By Little Walter

(March/April 2013/vol. 6 – Issue 2)

The Triple Crown
206 N. Edward Gary St., San Marcos, TX 78666
512-396-2236 / www.triplecrownlive.com

The first thing that strikes you when you walk into San Marcos’ Triple Crown, even if it’s your maiden visit, is an overwhelming sense of deja vu. There’s an atmosphere to the place the initiates a familiarity with anyone who has ever stepped into a dive bar or a honky-tonk. Between the smoke, the pool table, and the row of regulars sitting at the bar — it all just clicks: “Oh yeah,” you think, “I’ve been here before.”

Photo by Richard Skanse

Photo by Richard Skanse

And chances are, you’ll be back. At the Triple Crown, the drinks are cheap and so is the pool, so when you get to making friends here (which happens more often than not), buying rounds never puts anybody under the table. But the Triple Crown is a whole lot more than just a great local watering hole: Most famously, it’s all about the music that goes down here — just about nonstop.

On Oct. 10, 2010, the then almost 14-year-old Triple Crown celebrated 5,000 consecutive nights of live music. And thatmeans Christmas, Thanksgiving, whatever the hell: the Triple Crown’s stage is always prepped, always stocked, always booming, and you can never know what to expect. As Eric Shaw, the Crown’s booking manager, puts it, “San Marcos needed a venue that had lots of different types of music, and that’s why I book a little bit of everything — because there’s a little bit of everything in San Marcos.”

At the Triple Crown you’re likely to find up-and-coming DJs, metal-head berserkers, bluegrass jamborees, opium-bin cellists, honky-tonkers, singer-songwriters, entire hip-hop crews, you name it, and all with packed crowds in front of them, and never with a cover charge over $8. Hell, back in the day, Blue October was playing at the club’s weekly open mics, Grupo Fantasma started out playing on weekdays, and you can still see Scott H. Biram swapping stories on a Friday night after touring the damn Autobahn. At Triple Crown the only niche is noise.

Before the noise, the Triple Crown’s location used to house a local massage parlor called the Tokyo Tan (the sign from which is still held up proudly inside the TC’s doors), where locals say you could stop in and get a good old rub-n-tug for $20 bucks. That is, if you could find parking. Since then, that old lot has become no less filled — no matter what time of day it is, as the Triple Crown is open every day except Sunday from 8 a.m. until 2 a.m. On Sunday, regulars looking to nurse their hangovers from the night before have to wait until noon for the doors to open. Whatever the hour, though, you’re bound to find a bar full of patrons, from local musicians to folks just looking for a place that feels like home.

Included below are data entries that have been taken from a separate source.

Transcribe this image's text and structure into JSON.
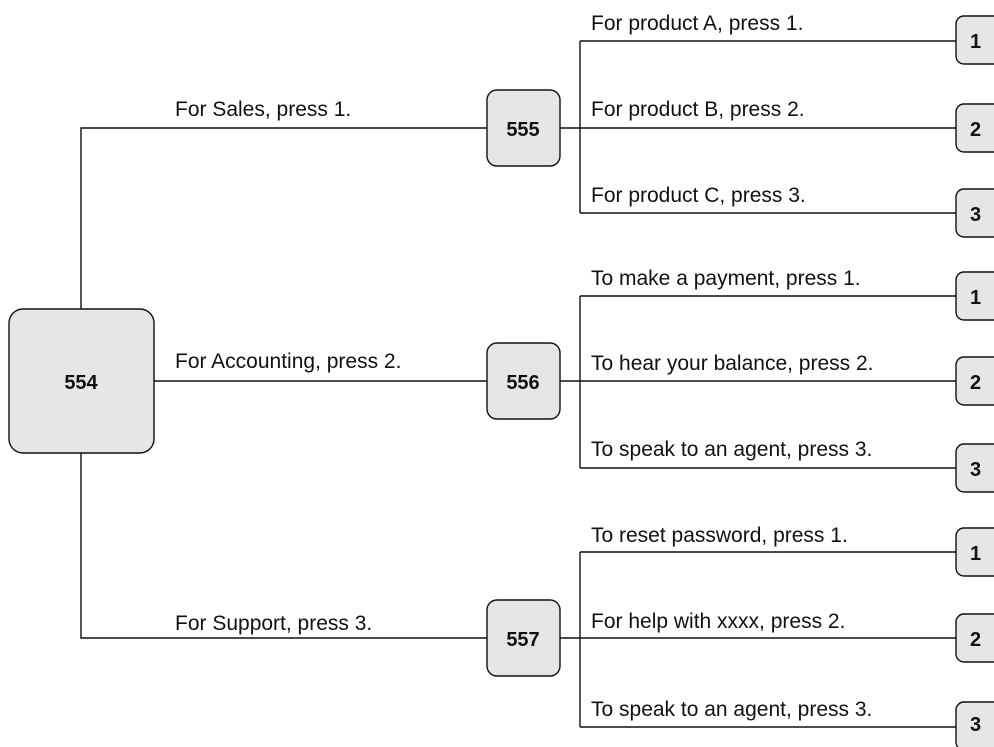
{
  "root": {
    "id": "554",
    "branches": [
      {
        "prompt": "For Sales, press 1.",
        "id": "555",
        "options": [
          {
            "text": "For product A, press 1.",
            "key": "1"
          },
          {
            "text": "For product B, press 2.",
            "key": "2"
          },
          {
            "text": "For product C, press 3.",
            "key": "3"
          }
        ]
      },
      {
        "prompt": "For Accounting, press 2.",
        "id": "556",
        "options": [
          {
            "text": "To make a payment, press  1.",
            "key": "1"
          },
          {
            "text": "To hear your balance, press 2.",
            "key": "2"
          },
          {
            "text": "To speak to an agent, press 3.",
            "key": "3"
          }
        ]
      },
      {
        "prompt": "For Support, press 3.",
        "id": "557",
        "options": [
          {
            "text": "To reset password, press 1.",
            "key": "1"
          },
          {
            "text": "For help with xxxx, press 2.",
            "key": "2"
          },
          {
            "text": "To speak to an agent, press 3.",
            "key": "3"
          }
        ]
      }
    ]
  },
  "colors": {
    "node_fill": "#e6e6e6",
    "line": "#111111"
  }
}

Before Superfly’s Lone Star Music Emporium opened last October up the street and around the corner from the Triple Crown, myself and a few other current Superfly’s employees worked at the old record store that used to be in the same space: Sundance. When Sundance founder Bobby Barnard told us in early 2012 that he would be closing the shop after 35 years, our spirits were withered to fumes. With our hearts as broken as they were, it was all left to instinct to carry what was left of us somewhere that we could be, if at all possible, comfortable. That was one of many times I’ve vented, argued, or laughed fully inside the Triple Crown’s walls.

I’ll always remember the night our whole crew gathered at the Triple Crown just before we had to close Sundance’s doors for good. Scott H. Biram sat on that stage wielding a tempest, hollering the most haunted and danceable blues in Texas since Lightnin’ passed. And that’s the way the Triple Crown always treats you: It’s there for you when you need it, ready to set your elbows on the table so your face can hit your palm, or to yank your ankles and neck into a primal frenzy. The Triple Crown will cure what ails you, and it’s a damn fine place to celebrate when you feel like doing that, too. It’s the whole sound of Texas wrapped in the laid-back waters of San Marcos. And whatever we locals go there for, it must be similar to why the tourists do, too — whether for a throw back of Big Bark and a raucous time, or just for a place to belong.